A l’occasion de la présentation de la politique énergétique pour les années à venir, le Président de la République a annoncé le lancement d’une "grande concertation de terrain sur la transition écologique et sociale afin, notamment… d’éviter que la transition écologique n’accentue l’inégalité entre les territoires".

Cette démarche est à saluer car elle montre enfin, du moins peut-on l’espérer, une prise de conscience sur l’absolue nécessité de tenir compte des réalités territoriales.

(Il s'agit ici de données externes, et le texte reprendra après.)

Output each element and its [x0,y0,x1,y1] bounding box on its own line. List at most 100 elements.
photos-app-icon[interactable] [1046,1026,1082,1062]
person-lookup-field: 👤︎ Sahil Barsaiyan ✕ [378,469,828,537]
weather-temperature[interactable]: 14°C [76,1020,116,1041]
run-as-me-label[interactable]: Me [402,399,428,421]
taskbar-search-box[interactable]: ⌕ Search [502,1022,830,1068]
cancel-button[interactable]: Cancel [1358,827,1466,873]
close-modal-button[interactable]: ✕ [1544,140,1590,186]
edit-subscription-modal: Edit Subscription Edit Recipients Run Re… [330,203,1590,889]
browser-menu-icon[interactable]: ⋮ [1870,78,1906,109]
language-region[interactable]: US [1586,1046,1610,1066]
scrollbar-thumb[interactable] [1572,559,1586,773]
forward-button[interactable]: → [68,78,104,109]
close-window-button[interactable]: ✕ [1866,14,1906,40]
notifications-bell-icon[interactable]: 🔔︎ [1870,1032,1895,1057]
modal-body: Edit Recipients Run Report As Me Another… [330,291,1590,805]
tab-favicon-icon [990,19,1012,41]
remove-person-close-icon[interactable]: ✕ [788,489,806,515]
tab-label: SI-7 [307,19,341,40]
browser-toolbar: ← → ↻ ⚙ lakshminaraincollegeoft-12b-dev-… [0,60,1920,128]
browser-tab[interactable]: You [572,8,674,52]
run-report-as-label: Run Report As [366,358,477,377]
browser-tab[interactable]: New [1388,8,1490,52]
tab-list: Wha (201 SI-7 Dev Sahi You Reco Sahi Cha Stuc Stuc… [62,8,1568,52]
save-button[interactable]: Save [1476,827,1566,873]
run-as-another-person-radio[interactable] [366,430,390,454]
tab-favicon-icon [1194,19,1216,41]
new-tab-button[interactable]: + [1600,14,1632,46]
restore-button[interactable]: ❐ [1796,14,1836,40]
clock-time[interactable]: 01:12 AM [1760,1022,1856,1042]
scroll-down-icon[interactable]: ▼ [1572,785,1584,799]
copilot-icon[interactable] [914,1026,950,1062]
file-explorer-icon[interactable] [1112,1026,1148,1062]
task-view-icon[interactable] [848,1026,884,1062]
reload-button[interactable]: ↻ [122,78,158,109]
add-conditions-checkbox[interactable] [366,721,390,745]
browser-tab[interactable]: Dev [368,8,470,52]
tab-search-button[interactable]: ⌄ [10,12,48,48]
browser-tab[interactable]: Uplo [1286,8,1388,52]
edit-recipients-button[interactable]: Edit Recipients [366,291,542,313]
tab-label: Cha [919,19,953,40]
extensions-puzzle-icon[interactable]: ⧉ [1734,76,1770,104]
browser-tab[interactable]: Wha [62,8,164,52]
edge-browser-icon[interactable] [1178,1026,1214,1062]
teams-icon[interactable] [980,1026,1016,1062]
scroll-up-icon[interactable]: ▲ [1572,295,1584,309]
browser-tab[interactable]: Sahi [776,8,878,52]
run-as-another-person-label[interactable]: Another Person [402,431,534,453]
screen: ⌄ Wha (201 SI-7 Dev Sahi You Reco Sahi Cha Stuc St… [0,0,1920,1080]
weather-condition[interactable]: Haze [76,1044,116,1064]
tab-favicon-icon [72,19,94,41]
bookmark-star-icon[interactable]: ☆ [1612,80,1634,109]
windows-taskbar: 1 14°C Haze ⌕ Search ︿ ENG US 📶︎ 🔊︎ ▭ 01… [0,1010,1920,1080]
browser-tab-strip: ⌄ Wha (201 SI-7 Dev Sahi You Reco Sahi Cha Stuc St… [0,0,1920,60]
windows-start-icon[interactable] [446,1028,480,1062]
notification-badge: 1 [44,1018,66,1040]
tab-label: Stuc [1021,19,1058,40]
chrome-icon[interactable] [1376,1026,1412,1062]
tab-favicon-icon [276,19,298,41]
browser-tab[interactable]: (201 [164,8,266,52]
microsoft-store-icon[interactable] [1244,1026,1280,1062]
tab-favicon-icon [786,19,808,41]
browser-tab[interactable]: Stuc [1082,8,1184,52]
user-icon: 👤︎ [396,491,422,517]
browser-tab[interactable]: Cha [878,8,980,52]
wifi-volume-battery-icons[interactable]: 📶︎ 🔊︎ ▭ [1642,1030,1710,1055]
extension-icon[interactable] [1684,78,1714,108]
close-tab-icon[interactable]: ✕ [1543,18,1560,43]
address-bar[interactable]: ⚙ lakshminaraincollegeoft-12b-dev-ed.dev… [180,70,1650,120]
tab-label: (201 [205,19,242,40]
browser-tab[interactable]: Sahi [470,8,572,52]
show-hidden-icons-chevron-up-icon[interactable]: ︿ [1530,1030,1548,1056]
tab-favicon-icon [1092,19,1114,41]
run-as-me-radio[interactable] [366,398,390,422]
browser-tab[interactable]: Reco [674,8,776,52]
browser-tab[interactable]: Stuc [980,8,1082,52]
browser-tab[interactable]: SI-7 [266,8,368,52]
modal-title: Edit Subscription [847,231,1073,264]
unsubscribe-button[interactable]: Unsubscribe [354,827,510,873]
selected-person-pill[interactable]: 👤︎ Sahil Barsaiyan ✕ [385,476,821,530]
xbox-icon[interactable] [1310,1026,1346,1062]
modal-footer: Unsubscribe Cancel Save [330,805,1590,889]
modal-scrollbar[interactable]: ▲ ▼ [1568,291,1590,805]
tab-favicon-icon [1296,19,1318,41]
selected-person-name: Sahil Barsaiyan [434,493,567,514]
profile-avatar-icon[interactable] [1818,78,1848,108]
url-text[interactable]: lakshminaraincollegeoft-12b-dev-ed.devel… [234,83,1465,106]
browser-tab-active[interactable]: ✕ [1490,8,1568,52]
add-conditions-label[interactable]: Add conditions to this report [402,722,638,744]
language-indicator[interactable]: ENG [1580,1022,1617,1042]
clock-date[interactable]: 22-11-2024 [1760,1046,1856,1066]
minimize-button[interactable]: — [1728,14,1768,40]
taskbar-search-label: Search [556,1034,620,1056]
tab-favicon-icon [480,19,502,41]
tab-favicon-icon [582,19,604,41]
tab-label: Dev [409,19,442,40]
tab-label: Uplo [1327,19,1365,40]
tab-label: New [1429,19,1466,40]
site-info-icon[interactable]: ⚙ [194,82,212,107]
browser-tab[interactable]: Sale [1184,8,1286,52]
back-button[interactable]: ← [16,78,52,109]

La CPME prendra naturellement part à ces réflexions pour faire entendre la voix de ceux qui, partout en France, prennent des risques pour faire vivre et développer leur entreprise et ont aujourd’hui l’impression de ne pas même être pris en considération.

Autre point positif "la hausse des taxes sur les carburants sera adaptée à l’évolution des cours du pétrole" , ce qui, en théorie, devrait limiter la hausse.

Pour autant de très nombreuses questions pratiques restent en suspens.

Que va-t-il se passer au 1er janvier 2019 pour le prix du carburant ; quid des augmentations de charges sociales dans les territoires ultramarins ; le crédit impôt sur la transition énergétique (CITE) sera-t-il effectivement maintenu dans les prochaines années pour le secteur du bâtiment ?

Le cap énergétique réaffirmé ce matin est une chose. Le cap fiscal en est visiblement une autre. Force est de constater que, sur ce point, le flou absolu reste de rigueur. Pas sûr donc que cela suffise à calmer les esprits.

La CPME continuera quant à elle plus que jamais de militer pour la mise en place d’un bouclier fiscal pour les artisans, TPE et PME en y incluant la fiscalité locale... et la fiscalité écologique.